Jerome raised his right hand, and another monk stepped forward. He was small and wiry with a ring of red hair above a thin ratty face.
“Brother Mark,” Jerome said, “we must escort our prisoner to Din Cadan. Promptly, for the day wears on. Find four of our laymen and tell them to fetch horses. One for the prisoner as well.”
This was all very well, but I wanted to get home. I didn’t want to go to Din Cadan, wherever that was, under armed escort. “I need to go back,” I said, without much hope. “I need to go back where I came from. I’m not from here.”
Jerome turned back to me. “I can tell from your speech that you are nobly born, and yet you present a puzzle. This is a small island. All those who live here are known to me. There is just Geraint’s village and our abbey. The ways in are hidden and secret. We have no need of fortifications because the marshes are our walls. Yet you are here. And you offer us no explanation as to how this has come to pass. And your clothes,” he gestured at my jeans and muddy jacket, “are not like ours. There is some mystery to you which is not for me to judge. Hence, I must send you to one who can. You will go to Din Cadan with my laymen. And there you will be judged.” He turned away.
I was dismissed.
Chapter Three
The other monksdispersed, and Brother Caius kept a beady eye on me until Brother Mark returned with four burly young men. They brought five sturdy ponies, which they tethered in front of one of the thatched buildings and began brushing.
I didn’t much like the look of the men. Feeling desperate, I scanned the dark thatch of the roofs that overhung the cobbles, the silent church, and the gates standing open onto the outside world.
Could I really be in the Dark Ages? The shape of the hill that loomed over the landscape, the thatched, wattle and daub abbey crouching in its shadow and the extreme authenticity of the village all indicated that possibility. But common sense told me I had to be wrong. For one thing, I realized for the first time, if I really was fifteen hundred years back in time, I wouldn’t be able to understand what anyone said to me. They’d all have been speaking some kind of archaic Welsh or maybe even Latin. So no, I couldn’t be in the Dark Ages, whatever the evidence I’d seen. The only possible conclusion was that there was some kind of trickery at work.

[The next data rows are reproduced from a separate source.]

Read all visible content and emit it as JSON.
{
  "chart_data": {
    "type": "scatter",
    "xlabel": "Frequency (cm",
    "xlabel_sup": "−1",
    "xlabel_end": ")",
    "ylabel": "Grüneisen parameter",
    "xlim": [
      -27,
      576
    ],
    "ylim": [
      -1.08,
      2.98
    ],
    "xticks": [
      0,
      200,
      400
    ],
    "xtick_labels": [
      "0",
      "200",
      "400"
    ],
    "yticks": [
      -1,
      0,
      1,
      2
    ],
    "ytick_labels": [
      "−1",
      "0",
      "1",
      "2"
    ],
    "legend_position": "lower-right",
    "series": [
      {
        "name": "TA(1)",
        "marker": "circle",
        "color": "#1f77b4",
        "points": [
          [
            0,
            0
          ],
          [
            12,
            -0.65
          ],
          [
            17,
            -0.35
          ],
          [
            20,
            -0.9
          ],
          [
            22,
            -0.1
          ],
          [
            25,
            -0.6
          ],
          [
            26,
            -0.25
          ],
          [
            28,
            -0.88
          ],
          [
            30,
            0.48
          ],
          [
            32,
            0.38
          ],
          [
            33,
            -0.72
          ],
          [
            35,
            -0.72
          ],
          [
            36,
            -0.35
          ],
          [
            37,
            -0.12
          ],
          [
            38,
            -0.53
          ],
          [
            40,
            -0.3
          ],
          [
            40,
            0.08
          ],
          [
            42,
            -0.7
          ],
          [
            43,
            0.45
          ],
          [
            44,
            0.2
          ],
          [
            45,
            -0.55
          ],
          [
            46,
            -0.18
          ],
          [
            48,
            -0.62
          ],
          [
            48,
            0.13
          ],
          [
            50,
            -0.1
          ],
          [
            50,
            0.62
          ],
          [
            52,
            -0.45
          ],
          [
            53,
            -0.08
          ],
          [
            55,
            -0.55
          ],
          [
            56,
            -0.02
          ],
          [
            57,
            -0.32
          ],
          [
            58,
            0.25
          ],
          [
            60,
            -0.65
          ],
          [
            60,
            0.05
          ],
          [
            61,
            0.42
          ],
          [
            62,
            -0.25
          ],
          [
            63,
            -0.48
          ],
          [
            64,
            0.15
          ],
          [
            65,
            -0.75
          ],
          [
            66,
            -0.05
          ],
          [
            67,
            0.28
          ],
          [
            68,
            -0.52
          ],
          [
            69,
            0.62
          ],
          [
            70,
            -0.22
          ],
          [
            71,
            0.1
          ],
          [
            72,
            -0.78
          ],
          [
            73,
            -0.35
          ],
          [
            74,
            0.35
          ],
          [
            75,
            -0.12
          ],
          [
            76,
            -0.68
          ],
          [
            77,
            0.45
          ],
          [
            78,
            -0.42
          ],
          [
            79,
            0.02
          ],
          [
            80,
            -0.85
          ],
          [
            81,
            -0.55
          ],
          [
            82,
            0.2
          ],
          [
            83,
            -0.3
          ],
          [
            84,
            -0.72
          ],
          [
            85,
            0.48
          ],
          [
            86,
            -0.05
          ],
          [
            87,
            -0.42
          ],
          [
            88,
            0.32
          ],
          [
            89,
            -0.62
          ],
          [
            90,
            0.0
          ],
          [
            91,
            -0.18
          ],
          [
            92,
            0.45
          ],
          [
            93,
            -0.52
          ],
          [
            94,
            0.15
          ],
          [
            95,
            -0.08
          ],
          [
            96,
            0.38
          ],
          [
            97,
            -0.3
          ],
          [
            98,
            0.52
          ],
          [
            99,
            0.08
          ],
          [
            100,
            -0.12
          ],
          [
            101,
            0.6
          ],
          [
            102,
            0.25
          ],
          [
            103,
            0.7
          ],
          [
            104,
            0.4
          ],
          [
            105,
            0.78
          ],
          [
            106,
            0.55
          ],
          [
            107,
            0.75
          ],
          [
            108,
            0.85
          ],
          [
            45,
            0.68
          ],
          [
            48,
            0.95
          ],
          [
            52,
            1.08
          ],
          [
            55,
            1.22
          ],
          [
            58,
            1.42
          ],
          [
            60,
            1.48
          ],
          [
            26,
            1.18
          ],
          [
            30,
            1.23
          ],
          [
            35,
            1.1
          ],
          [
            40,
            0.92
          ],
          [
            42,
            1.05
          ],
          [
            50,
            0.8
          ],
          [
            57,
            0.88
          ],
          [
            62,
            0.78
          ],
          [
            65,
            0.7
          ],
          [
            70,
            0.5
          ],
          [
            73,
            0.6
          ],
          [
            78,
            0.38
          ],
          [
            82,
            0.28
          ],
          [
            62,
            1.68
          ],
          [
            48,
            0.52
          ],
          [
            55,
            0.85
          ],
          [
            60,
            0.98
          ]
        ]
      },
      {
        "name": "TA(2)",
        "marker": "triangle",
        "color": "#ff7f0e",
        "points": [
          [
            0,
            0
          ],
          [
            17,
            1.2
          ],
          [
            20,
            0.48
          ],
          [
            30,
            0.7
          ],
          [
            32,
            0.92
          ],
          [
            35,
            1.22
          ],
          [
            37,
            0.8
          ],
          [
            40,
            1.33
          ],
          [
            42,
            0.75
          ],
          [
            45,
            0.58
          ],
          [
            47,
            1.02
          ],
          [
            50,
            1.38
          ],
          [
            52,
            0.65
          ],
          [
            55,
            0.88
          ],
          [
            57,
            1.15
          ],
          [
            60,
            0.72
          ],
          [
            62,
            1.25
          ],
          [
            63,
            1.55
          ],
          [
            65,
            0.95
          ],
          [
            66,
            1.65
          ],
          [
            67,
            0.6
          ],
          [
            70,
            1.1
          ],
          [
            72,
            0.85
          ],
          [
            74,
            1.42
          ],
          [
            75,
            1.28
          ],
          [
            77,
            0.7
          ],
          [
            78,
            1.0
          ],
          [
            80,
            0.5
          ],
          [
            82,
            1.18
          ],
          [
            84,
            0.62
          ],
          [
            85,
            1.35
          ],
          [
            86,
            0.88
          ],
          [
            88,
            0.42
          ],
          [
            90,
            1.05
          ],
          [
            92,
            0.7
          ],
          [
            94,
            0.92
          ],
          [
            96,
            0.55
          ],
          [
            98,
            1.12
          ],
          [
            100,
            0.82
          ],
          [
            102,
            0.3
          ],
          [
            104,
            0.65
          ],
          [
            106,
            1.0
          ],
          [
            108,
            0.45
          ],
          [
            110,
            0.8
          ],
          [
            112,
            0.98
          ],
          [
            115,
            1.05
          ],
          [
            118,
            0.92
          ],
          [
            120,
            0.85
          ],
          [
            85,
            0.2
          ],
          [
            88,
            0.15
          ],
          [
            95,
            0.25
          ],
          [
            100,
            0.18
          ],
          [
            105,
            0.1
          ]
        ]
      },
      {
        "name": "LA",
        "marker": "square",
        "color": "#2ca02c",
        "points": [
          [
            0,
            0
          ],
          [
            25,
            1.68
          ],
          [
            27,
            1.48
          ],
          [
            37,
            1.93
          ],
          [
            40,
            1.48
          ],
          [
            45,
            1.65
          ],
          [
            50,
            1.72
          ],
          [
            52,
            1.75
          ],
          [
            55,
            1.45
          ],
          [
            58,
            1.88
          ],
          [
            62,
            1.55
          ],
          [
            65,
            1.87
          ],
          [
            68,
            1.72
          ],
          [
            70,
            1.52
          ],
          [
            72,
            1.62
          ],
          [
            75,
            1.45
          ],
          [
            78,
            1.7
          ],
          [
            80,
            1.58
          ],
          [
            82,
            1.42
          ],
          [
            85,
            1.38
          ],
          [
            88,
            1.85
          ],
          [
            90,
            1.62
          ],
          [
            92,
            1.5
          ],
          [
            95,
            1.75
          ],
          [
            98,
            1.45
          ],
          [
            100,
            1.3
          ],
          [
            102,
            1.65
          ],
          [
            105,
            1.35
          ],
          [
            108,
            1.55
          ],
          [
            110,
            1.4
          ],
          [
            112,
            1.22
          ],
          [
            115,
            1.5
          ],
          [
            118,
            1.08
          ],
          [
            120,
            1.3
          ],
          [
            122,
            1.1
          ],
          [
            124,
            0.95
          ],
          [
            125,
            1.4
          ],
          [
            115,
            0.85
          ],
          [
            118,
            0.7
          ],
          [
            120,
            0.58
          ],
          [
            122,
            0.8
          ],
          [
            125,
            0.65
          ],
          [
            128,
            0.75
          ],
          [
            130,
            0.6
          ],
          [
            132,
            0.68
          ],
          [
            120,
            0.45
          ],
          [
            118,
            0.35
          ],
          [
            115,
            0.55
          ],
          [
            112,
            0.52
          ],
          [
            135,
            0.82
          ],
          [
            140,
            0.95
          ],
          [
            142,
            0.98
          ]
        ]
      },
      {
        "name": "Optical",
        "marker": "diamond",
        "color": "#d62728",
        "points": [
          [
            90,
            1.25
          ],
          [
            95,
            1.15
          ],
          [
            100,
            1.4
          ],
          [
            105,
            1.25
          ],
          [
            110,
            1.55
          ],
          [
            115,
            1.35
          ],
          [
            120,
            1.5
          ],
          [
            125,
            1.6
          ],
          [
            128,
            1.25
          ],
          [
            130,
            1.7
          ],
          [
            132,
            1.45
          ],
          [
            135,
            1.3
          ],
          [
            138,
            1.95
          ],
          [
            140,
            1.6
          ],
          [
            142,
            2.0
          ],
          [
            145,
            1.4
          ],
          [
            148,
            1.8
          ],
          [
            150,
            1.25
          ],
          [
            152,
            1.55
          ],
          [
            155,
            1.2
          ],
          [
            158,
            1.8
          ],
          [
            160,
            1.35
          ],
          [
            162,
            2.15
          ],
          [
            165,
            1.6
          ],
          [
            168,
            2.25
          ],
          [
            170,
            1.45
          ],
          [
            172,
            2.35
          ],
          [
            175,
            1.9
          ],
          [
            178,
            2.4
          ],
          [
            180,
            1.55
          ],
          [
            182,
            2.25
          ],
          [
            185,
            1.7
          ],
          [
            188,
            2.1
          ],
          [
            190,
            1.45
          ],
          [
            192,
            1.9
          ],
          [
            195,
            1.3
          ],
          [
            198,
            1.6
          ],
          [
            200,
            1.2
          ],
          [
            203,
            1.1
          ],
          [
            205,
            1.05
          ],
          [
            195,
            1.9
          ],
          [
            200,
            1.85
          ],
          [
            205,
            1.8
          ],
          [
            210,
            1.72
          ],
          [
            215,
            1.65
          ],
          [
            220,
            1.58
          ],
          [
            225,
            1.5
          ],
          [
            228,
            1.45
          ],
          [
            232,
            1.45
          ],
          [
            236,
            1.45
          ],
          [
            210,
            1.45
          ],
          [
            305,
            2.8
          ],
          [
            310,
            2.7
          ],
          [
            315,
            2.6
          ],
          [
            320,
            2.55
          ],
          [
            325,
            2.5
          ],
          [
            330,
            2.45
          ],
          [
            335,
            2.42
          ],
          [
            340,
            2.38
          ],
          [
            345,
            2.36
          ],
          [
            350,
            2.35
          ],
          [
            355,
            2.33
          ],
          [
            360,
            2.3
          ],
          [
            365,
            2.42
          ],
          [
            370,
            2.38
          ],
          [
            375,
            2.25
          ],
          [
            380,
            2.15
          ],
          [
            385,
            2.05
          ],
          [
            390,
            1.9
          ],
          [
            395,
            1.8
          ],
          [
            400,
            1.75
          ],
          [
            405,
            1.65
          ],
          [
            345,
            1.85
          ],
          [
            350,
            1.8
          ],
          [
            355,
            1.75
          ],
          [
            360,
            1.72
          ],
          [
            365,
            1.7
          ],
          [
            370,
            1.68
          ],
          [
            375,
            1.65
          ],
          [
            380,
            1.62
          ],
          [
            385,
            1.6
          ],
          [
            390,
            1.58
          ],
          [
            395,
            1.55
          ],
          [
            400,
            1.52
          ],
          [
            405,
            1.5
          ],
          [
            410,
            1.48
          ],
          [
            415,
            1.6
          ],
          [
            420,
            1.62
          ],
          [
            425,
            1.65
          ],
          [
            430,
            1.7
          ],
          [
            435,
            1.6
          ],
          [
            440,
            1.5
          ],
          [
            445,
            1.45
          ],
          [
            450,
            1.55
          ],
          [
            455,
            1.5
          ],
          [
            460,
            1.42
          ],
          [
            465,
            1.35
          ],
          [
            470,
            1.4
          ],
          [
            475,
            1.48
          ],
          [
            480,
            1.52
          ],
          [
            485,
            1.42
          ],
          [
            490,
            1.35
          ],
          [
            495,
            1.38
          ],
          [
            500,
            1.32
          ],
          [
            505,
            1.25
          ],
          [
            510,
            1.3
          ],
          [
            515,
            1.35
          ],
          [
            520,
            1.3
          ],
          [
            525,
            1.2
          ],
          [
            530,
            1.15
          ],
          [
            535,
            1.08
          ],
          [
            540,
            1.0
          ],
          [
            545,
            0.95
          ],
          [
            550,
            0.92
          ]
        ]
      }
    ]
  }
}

But why? What reason could anyone have for wanting me to think I’d travelled back in time?
I pounded my forehead with my bound fists as though I could beat an answer out of my brain. It didn’t work. I just came up with another ridiculous scenario born of watching too many sci-fi programs. Perhaps I’d somehow found myself in an alternate reality, where nothing had progressed since the Dark Ages, but where everyone spoke English. Desperation at my situation was making me silly.